Há também uma mudança geracional em curso: agricultores mais jovens, com maior escolaridade e acesso a informação, tendem a ver o controle biológico como uma tecnologia moderna e estratégica, não como substituta pontual dos pesticidas.

O estudo aponta ainda que, para transformar o controle biológico em ferramenta estruturante de uma agricultura mais resiliente, será necessário ir além do controle direto de pragas. Será preciso integrar o controle biológico aumentativo a sistemas agroecológicos e práticas conservacionistas — como o controle biológico natural e o conservativo — que valorizam os inimigos naturais já presentes nos ecossistemas agrícolas. “Em síntese”, conclui Bettiol, “o controle biológico aumentativo está em expansão acelerada na América Latina, com destaque global e potencial de transformar os sistemas produtivos.

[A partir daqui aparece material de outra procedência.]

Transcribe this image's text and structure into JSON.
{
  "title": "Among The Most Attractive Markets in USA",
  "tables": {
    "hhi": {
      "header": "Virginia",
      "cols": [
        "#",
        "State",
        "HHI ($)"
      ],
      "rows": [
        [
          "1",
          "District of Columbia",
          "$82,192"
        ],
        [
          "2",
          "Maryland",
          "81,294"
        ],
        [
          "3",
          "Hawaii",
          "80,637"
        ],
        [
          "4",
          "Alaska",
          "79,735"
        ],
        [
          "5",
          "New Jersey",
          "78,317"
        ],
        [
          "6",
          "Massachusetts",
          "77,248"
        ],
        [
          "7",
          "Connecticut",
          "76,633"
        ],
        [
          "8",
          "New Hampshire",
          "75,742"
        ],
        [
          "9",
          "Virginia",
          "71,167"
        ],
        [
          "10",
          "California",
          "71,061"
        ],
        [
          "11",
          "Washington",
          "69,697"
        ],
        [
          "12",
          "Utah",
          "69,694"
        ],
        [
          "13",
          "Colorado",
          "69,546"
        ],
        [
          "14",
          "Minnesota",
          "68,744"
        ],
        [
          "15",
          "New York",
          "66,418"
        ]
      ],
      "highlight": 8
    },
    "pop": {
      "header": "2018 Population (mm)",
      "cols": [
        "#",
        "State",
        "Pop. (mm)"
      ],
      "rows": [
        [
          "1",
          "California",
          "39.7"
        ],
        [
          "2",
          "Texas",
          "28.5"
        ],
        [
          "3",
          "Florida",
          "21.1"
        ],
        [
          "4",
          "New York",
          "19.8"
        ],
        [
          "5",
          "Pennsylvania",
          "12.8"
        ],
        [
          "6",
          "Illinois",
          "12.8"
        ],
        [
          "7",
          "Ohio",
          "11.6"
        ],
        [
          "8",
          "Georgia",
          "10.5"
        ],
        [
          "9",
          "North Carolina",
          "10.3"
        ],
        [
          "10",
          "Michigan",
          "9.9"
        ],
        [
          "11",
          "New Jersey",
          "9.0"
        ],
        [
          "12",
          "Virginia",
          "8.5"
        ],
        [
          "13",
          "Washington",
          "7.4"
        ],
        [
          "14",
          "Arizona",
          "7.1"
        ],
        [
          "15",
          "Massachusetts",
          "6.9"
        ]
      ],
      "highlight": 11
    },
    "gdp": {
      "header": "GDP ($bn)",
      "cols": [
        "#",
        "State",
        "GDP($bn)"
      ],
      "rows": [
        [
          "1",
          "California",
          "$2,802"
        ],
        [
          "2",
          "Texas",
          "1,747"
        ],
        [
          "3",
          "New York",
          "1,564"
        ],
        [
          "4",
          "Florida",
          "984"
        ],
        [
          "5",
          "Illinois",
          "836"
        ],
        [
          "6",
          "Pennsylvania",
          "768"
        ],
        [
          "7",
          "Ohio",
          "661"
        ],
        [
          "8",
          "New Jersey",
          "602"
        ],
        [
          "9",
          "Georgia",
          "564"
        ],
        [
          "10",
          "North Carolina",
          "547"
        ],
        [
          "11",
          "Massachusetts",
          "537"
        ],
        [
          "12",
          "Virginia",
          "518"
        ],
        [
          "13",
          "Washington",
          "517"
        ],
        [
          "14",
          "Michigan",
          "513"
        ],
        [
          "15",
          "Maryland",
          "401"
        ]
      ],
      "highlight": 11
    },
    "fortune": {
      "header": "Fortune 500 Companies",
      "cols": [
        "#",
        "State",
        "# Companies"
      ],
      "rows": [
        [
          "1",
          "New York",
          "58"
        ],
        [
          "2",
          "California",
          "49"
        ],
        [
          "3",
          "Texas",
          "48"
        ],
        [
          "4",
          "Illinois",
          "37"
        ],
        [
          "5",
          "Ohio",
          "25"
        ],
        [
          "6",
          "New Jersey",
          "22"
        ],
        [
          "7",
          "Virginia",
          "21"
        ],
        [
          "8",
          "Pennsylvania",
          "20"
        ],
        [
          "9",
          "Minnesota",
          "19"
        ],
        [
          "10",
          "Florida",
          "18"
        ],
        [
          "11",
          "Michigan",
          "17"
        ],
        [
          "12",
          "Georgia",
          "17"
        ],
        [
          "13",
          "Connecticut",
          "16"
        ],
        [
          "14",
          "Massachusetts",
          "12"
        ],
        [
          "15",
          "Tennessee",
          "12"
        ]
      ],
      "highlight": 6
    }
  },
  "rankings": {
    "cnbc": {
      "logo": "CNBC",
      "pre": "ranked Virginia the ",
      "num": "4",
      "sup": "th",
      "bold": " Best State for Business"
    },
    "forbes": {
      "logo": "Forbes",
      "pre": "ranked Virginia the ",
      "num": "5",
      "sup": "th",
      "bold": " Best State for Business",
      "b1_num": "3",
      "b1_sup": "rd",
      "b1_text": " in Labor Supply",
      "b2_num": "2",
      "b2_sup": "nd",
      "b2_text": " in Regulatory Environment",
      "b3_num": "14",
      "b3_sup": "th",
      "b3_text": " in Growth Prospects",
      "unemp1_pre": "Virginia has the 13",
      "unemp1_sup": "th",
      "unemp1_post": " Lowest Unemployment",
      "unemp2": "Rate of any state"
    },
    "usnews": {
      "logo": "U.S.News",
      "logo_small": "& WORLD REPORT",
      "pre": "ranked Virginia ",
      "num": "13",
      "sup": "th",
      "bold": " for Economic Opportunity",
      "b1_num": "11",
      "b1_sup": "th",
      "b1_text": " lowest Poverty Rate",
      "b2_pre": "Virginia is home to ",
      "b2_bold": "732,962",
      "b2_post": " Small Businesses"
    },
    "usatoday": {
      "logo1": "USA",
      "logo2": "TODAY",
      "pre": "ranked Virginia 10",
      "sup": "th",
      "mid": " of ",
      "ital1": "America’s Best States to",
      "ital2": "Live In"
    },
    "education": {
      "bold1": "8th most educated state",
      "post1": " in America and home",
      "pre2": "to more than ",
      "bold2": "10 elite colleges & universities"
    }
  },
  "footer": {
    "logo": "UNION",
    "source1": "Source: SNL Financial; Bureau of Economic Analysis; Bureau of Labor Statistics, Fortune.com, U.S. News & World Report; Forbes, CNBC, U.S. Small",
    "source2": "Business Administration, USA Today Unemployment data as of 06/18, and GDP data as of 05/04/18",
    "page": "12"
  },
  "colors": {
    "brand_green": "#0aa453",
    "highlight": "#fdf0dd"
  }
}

Mas para que esse avanço seja consolidado e beneficie toda a cadeia agroalimentar — inclusive os consumidores — será preciso enfrentar os desafios de regulação, capacitação, cultura agrícola e acesso a dados. O caminho para uma agricultura mais sustentável passa, cada vez mais, pelos micros e macros organismos do bem”.

O estudo, de Joop C. van Lenteren (Universidade de Wageningen, Holanda); Vanda Bueno (Universidade Federal de Lavras) e Wagner Bettiol (Embrapa Meio Ambiente), está disponível aqui.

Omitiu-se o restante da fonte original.